参考:南半球用の方位磁石を回してみると... (MPG: 2.3MB)

2. 磁北極ではどうなるか?
その定義から磁北極では地磁気は鉛直下向きであるので鉛直面内を自由に動ける磁石の針は鉛直になるが、 水平面内を回るように設計された通常の方位磁石の針の向きは不定となるというのがとりあえずの正解である。 しかしながらぐるぐる回るという答えも見受けられる。 この答えは磁極の定義から間違いといえるが、 実は各瞬間の磁極は外部磁場の影響により、 主に地球中心核起源の主磁場で決まる平均的な磁極のまわりを、 楕円を描くように1日1回転している (http://gsc.nrcan.gc.ca/geomag/nmp/daily_mvt_nmp_e.php )。

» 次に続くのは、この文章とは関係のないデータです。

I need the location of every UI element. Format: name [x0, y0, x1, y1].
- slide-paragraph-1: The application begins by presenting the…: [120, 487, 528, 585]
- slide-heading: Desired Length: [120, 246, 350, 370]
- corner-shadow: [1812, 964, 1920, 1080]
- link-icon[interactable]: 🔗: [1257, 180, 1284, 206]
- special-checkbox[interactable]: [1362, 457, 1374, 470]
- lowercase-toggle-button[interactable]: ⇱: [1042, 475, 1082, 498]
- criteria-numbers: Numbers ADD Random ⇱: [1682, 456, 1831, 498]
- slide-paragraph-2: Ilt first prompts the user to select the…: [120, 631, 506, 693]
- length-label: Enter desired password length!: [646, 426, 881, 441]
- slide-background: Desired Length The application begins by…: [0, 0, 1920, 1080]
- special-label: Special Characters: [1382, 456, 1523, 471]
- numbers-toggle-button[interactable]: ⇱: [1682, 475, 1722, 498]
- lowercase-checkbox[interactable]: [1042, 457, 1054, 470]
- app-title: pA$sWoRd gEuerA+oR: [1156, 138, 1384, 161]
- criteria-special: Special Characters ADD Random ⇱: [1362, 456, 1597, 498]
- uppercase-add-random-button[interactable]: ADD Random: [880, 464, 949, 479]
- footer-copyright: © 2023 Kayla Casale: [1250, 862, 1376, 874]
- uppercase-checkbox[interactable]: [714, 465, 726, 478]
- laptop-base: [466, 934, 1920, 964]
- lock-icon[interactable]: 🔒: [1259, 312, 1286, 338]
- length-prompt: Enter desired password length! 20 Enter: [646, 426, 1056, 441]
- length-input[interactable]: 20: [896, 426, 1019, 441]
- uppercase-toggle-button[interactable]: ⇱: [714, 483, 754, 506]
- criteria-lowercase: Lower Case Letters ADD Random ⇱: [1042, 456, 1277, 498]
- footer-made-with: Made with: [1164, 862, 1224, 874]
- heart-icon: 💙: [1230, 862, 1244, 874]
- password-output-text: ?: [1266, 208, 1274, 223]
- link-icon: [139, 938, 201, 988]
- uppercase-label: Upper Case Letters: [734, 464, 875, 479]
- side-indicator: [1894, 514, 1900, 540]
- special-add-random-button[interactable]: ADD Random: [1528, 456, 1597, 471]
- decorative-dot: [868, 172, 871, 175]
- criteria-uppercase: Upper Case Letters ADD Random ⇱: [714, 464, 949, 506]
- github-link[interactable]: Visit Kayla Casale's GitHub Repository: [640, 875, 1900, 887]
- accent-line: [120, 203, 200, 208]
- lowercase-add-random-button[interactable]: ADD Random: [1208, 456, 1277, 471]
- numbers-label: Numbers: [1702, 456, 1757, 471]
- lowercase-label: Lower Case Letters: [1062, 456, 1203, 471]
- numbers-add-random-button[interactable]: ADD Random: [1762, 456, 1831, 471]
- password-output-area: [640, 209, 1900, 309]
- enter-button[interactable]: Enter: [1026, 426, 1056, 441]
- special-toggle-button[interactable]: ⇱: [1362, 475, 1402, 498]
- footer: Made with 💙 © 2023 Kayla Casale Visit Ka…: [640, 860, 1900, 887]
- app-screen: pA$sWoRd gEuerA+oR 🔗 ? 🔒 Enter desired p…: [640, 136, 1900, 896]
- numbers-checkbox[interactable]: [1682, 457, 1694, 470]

これは1日周期の地球外部起源の変化磁場のためであり、 地球内部起源磁場から決めた磁極においては、 方位磁石の針はこのため1日1回転することが予想される。 ただしこれは圧倒的に大きい鉛直成分の影響を完全に除去して 水平成分のみを取り出したときの話であり、 また、その振幅は数百nT程度と鉛直成分の1%以下なので、 通常の方位磁石ではバランスをとることが難しく見いだすのはまず不可能である。 また、電子コンパスでも鉛直成分の混入を避けるのが難しいため検出は難しく、 鉛直成分の混入を防いだ100nTよりも高精度の3軸コンパスで初めて見られる現象である。

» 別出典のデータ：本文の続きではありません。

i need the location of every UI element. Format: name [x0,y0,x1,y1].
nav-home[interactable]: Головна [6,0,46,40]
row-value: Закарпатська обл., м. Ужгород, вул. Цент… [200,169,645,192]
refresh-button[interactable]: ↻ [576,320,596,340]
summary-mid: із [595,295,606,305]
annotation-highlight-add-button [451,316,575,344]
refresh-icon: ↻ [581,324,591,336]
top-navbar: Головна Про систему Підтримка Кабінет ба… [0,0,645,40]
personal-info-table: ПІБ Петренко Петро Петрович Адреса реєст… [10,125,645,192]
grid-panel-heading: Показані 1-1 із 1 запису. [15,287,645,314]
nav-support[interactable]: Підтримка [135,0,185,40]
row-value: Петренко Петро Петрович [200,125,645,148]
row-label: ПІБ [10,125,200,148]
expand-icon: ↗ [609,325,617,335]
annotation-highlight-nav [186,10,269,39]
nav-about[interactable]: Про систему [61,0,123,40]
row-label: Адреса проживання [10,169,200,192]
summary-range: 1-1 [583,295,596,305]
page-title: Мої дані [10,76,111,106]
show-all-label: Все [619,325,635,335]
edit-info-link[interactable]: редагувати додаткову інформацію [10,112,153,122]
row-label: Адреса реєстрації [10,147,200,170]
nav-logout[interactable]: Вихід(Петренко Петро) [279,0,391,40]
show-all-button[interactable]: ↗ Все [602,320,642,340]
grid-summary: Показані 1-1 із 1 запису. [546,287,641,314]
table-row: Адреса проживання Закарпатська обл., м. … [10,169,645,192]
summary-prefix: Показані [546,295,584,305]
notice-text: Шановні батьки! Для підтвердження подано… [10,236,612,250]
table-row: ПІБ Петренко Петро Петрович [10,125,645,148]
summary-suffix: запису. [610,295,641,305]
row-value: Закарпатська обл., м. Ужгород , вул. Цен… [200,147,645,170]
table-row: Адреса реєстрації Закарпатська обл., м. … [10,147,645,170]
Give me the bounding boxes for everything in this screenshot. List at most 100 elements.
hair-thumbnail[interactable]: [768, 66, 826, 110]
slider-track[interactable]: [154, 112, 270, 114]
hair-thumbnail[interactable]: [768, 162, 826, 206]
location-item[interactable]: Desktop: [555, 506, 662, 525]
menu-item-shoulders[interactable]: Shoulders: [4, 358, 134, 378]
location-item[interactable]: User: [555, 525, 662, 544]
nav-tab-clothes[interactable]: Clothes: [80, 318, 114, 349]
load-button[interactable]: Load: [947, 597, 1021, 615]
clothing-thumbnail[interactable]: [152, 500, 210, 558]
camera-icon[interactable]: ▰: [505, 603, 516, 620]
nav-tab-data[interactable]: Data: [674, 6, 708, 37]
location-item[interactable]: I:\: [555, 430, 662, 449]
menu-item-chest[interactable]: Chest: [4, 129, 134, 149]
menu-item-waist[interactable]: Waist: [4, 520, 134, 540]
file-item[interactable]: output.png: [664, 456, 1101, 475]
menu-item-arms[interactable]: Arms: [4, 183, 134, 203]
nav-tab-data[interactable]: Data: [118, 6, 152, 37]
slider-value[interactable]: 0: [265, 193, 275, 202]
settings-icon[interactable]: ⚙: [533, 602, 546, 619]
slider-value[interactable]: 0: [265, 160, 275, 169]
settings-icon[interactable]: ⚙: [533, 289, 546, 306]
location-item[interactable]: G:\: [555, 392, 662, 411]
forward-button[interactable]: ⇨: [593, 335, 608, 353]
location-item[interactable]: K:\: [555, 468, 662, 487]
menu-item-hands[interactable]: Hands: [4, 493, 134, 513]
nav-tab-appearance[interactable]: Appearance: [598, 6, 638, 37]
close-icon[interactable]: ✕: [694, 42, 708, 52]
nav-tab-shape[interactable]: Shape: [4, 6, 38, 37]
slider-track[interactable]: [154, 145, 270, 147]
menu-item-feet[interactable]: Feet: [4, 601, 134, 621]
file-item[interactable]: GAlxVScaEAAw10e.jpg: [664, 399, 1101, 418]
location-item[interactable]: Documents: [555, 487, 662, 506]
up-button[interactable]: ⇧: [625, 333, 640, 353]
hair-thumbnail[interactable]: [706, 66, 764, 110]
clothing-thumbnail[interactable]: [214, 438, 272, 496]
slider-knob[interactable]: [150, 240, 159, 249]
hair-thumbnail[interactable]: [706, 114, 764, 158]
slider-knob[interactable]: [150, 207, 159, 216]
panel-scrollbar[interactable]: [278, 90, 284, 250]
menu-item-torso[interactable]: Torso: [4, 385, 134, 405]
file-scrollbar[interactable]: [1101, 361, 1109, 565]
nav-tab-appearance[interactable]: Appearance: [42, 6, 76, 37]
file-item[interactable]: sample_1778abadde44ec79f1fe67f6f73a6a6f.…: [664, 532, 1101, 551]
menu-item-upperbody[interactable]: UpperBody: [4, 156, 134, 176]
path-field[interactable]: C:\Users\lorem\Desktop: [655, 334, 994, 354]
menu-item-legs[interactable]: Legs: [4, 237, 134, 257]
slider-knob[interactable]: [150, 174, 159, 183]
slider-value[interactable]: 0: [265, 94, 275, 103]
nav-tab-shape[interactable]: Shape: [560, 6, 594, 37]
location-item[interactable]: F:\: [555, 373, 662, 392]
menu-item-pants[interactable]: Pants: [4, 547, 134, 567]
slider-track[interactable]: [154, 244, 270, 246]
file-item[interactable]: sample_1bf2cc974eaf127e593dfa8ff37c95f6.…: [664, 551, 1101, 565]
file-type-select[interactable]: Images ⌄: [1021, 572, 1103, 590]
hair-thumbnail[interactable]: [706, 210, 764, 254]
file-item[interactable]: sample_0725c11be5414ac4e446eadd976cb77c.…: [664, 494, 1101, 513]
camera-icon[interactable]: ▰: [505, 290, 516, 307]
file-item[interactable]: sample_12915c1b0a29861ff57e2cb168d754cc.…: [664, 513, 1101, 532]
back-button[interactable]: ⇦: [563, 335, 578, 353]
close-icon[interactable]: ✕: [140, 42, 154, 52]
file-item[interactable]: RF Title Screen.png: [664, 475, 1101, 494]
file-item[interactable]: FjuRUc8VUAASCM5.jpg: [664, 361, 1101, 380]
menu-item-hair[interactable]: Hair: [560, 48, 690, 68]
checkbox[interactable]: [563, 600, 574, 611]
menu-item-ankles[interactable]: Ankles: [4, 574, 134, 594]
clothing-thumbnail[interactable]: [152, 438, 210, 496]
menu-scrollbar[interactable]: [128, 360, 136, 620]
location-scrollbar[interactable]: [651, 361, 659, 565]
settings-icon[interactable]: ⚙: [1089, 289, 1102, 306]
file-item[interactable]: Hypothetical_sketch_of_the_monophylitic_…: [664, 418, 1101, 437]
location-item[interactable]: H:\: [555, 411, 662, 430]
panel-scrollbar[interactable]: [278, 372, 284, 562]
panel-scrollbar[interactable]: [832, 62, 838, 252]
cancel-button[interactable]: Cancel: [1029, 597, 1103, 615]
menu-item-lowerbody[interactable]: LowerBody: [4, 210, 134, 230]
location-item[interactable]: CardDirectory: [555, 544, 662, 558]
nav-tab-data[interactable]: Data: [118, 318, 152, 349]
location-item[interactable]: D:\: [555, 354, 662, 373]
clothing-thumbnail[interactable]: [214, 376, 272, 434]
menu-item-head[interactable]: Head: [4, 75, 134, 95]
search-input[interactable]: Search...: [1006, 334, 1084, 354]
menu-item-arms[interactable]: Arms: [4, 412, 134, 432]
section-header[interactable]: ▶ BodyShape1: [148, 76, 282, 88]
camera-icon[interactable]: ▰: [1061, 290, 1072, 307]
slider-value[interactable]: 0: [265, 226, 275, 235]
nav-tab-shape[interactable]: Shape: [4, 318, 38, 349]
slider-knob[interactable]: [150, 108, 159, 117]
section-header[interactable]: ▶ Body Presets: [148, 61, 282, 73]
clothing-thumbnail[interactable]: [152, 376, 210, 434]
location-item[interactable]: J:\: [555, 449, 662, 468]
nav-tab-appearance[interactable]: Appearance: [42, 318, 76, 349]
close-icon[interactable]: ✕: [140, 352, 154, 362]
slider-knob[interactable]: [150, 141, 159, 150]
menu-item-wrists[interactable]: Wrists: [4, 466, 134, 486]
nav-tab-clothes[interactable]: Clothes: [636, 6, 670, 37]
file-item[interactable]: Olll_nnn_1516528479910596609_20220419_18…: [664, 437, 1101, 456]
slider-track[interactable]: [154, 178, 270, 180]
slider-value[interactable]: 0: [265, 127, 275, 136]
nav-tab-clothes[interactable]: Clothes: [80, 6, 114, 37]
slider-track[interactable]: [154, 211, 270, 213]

さらに、地磁気の擾乱時には大きな擾乱場のためもともと地磁気水平成分 (H-成分)が小さい磁極付近では、 地磁気ベクトルの水平面内の向きは大きく変化する。 一例として当時磁南極付近にあったDumont d'Urville [DRV](66.67S,140.01E)での、 1957年9月13日の地磁気ベクトルの1時間毎の水平面内の向き (理想的な磁石の針の向き) と強さを地磁気1時間値 を用いて下に示す。 当時平均的な磁南極の位置は、 IGRFによるものとは少しずれてこの観測所のわずかに東 (100km以下) にあったため、磁石の針のN極は、 南北には揺れながらも東西方向としてはほぼ西を向いているが、 この日は激しい地磁気擾乱のため東寄りを向く瞬間があったことが分かる。

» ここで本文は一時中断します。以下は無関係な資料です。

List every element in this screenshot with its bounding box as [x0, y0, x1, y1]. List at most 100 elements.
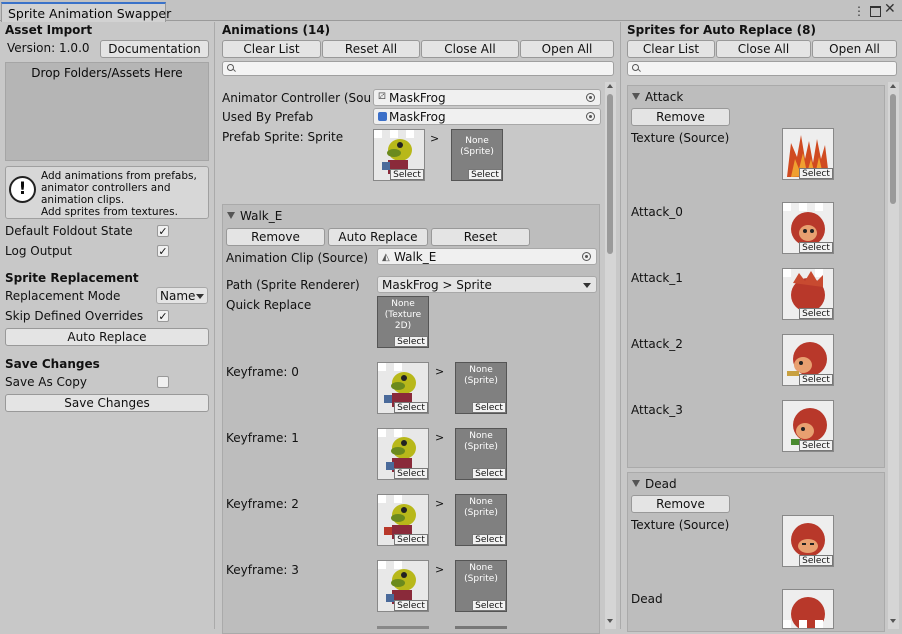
keyframe-replacement-none[interactable]: None (Sprite) Select: [455, 428, 507, 480]
select-button[interactable]: Select: [394, 336, 428, 347]
select-button[interactable]: Select: [799, 168, 833, 179]
animations-scrollbar[interactable]: [605, 82, 616, 629]
texture-thumbnail[interactable]: Select: [782, 515, 834, 567]
animations-search-input[interactable]: [222, 61, 614, 76]
keyframe-label: Keyframe: 1: [226, 431, 299, 445]
clip-reset-button[interactable]: Reset: [431, 228, 530, 246]
select-button[interactable]: Select: [390, 169, 424, 180]
used-by-prefab-field[interactable]: MaskFrog: [373, 108, 601, 125]
sprites-scrollbar[interactable]: [888, 82, 899, 629]
select-button[interactable]: Select: [799, 242, 833, 253]
kebab-menu-icon[interactable]: ⋮: [853, 4, 865, 18]
skip-overrides-checkbox[interactable]: ✓: [157, 310, 169, 322]
sprite-group-remove-button[interactable]: Remove: [631, 495, 730, 513]
select-button[interactable]: Select: [472, 402, 506, 413]
scroll-down-icon[interactable]: [890, 619, 896, 623]
sprite-item-thumbnail[interactable]: Select: [782, 400, 834, 452]
select-button[interactable]: Select: [394, 468, 428, 479]
path-value: MaskFrog > Sprite: [382, 278, 492, 292]
scroll-thumb[interactable]: [890, 94, 896, 204]
log-output-label: Log Output: [5, 244, 72, 258]
clip-remove-button[interactable]: Remove: [226, 228, 325, 246]
prefab-sprite-thumbnail[interactable]: Select: [373, 129, 425, 181]
select-button[interactable]: Select: [394, 600, 428, 611]
select-button[interactable]: Select: [799, 440, 833, 451]
animator-controller-value: MaskFrog: [389, 91, 446, 105]
select-button[interactable]: Select: [799, 555, 833, 566]
select-button[interactable]: Select: [472, 468, 506, 479]
save-as-copy-checkbox[interactable]: [157, 376, 169, 388]
sprites-close-all-button[interactable]: Close All: [716, 40, 811, 58]
select-button[interactable]: Select: [472, 534, 506, 545]
keyframe-replacement-none[interactable]: None (Sprite) Select: [455, 494, 507, 546]
texture-thumbnail[interactable]: Select: [782, 128, 834, 180]
sprite-item-thumbnail[interactable]: Select: [782, 268, 834, 320]
keyframe-replacement-none[interactable]: None (Sprite) Select: [455, 560, 507, 612]
sprite-item-thumbnail[interactable]: [782, 589, 834, 629]
window-tab[interactable]: Sprite Animation Swapper: [1, 2, 171, 22]
sprites-open-all-button[interactable]: Open All: [812, 40, 897, 58]
search-icon: [632, 64, 639, 71]
used-by-prefab-value: MaskFrog: [389, 110, 446, 124]
animation-clip-field[interactable]: ◭ Walk_E: [377, 248, 597, 265]
sprites-clear-list-button[interactable]: Clear List: [627, 40, 715, 58]
sprite-group-foldout[interactable]: Dead: [632, 477, 677, 492]
info-icon: !: [9, 176, 36, 203]
close-all-button[interactable]: Close All: [421, 40, 519, 58]
default-foldout-label: Default Foldout State: [5, 224, 133, 238]
keyframe-sprite-thumbnail[interactable]: Select: [377, 494, 429, 546]
reset-all-button[interactable]: Reset All: [322, 40, 420, 58]
keyframe-sprite-thumbnail[interactable]: Select: [377, 560, 429, 612]
sprites-search-input[interactable]: [627, 61, 897, 76]
clip-foldout[interactable]: Walk_E: [227, 209, 282, 224]
animations-title: Animations (14): [222, 23, 331, 37]
sprite-group-remove-button[interactable]: Remove: [631, 108, 730, 126]
select-button[interactable]: Select: [394, 402, 428, 413]
scroll-thumb[interactable]: [607, 94, 613, 254]
prefab-replacement-none[interactable]: None (Sprite) Select: [451, 129, 503, 181]
sprite-item-label: Attack_3: [631, 403, 683, 417]
default-foldout-checkbox[interactable]: ✓: [157, 225, 169, 237]
replacement-mode-dropdown[interactable]: Name: [156, 287, 208, 304]
keyframe-replacement-none[interactable]: None (Sprite) Select: [455, 362, 507, 414]
clear-list-button[interactable]: Clear List: [222, 40, 321, 58]
sprite-item-thumbnail[interactable]: Select: [782, 202, 834, 254]
animator-icon: ⚂: [378, 92, 386, 102]
close-icon[interactable]: ✕: [884, 2, 896, 16]
select-button[interactable]: Select: [468, 169, 502, 180]
chevron-down-icon: [583, 283, 591, 288]
select-button[interactable]: Select: [799, 374, 833, 385]
sprite-item-label: Attack_0: [631, 205, 683, 219]
keyframe-sprite-thumbnail[interactable]: Select: [377, 428, 429, 480]
animator-controller-field[interactable]: ⚂ MaskFrog: [373, 89, 601, 106]
scroll-up-icon[interactable]: [607, 84, 613, 88]
scroll-up-icon[interactable]: [890, 84, 896, 88]
save-changes-button[interactable]: Save Changes: [5, 394, 209, 412]
select-button[interactable]: Select: [799, 308, 833, 319]
auto-replace-button[interactable]: Auto Replace: [5, 328, 209, 346]
documentation-button[interactable]: Documentation: [100, 40, 209, 58]
log-output-checkbox[interactable]: ✓: [157, 245, 169, 257]
object-picker-icon[interactable]: [582, 252, 591, 261]
object-picker-icon[interactable]: [586, 112, 595, 121]
keyframe-sprite-thumbnail[interactable]: Select: [377, 362, 429, 414]
clip-auto-replace-button[interactable]: Auto Replace: [328, 228, 428, 246]
window-tab-title: Sprite Animation Swapper: [8, 6, 172, 21]
maximize-icon[interactable]: [870, 6, 881, 17]
select-button[interactable]: Select: [394, 534, 428, 545]
quick-replace-none[interactable]: None (Texture 2D) Select: [377, 296, 429, 348]
texture-source-label: Texture (Source): [631, 131, 730, 145]
sprite-group-foldout[interactable]: Attack: [632, 90, 683, 105]
scroll-down-icon[interactable]: [607, 619, 613, 623]
search-icon: [227, 64, 234, 71]
sprite-item-thumbnail[interactable]: Select: [782, 334, 834, 386]
prefab-sprite-label: Prefab Sprite: Sprite: [222, 130, 344, 144]
animation-clip-value: Walk_E: [394, 250, 437, 264]
drop-area[interactable]: Drop Folders/Assets Here: [5, 62, 209, 161]
arrow-label: >: [435, 365, 445, 378]
select-button[interactable]: Select: [472, 600, 506, 611]
info-text: Add animations from prefabs, animator co…: [41, 170, 197, 218]
path-dropdown[interactable]: MaskFrog > Sprite: [377, 276, 597, 293]
object-picker-icon[interactable]: [586, 93, 595, 102]
open-all-button[interactable]: Open All: [520, 40, 614, 58]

Dumont d'Urville [DRV] (旗の根元) とIGRFによる1957年の磁南極の位置 (赤丸) 青線緑線 はそれぞれIGRFに基づく1900-2010 (予測) 年の地磁気南極と磁南極の位置を示している。 DRVでの1957年9月13日の地磁気ベクトルの水平面内の向き (左) と、 地磁気ベクトルの水平面内の強さの変化 (右)。
なお、DRVでの地磁気要素は鉛直成分 (Z) の強さが70000nT以上で、 水平成分 (H) の100倍程度あることに留意する必要がある。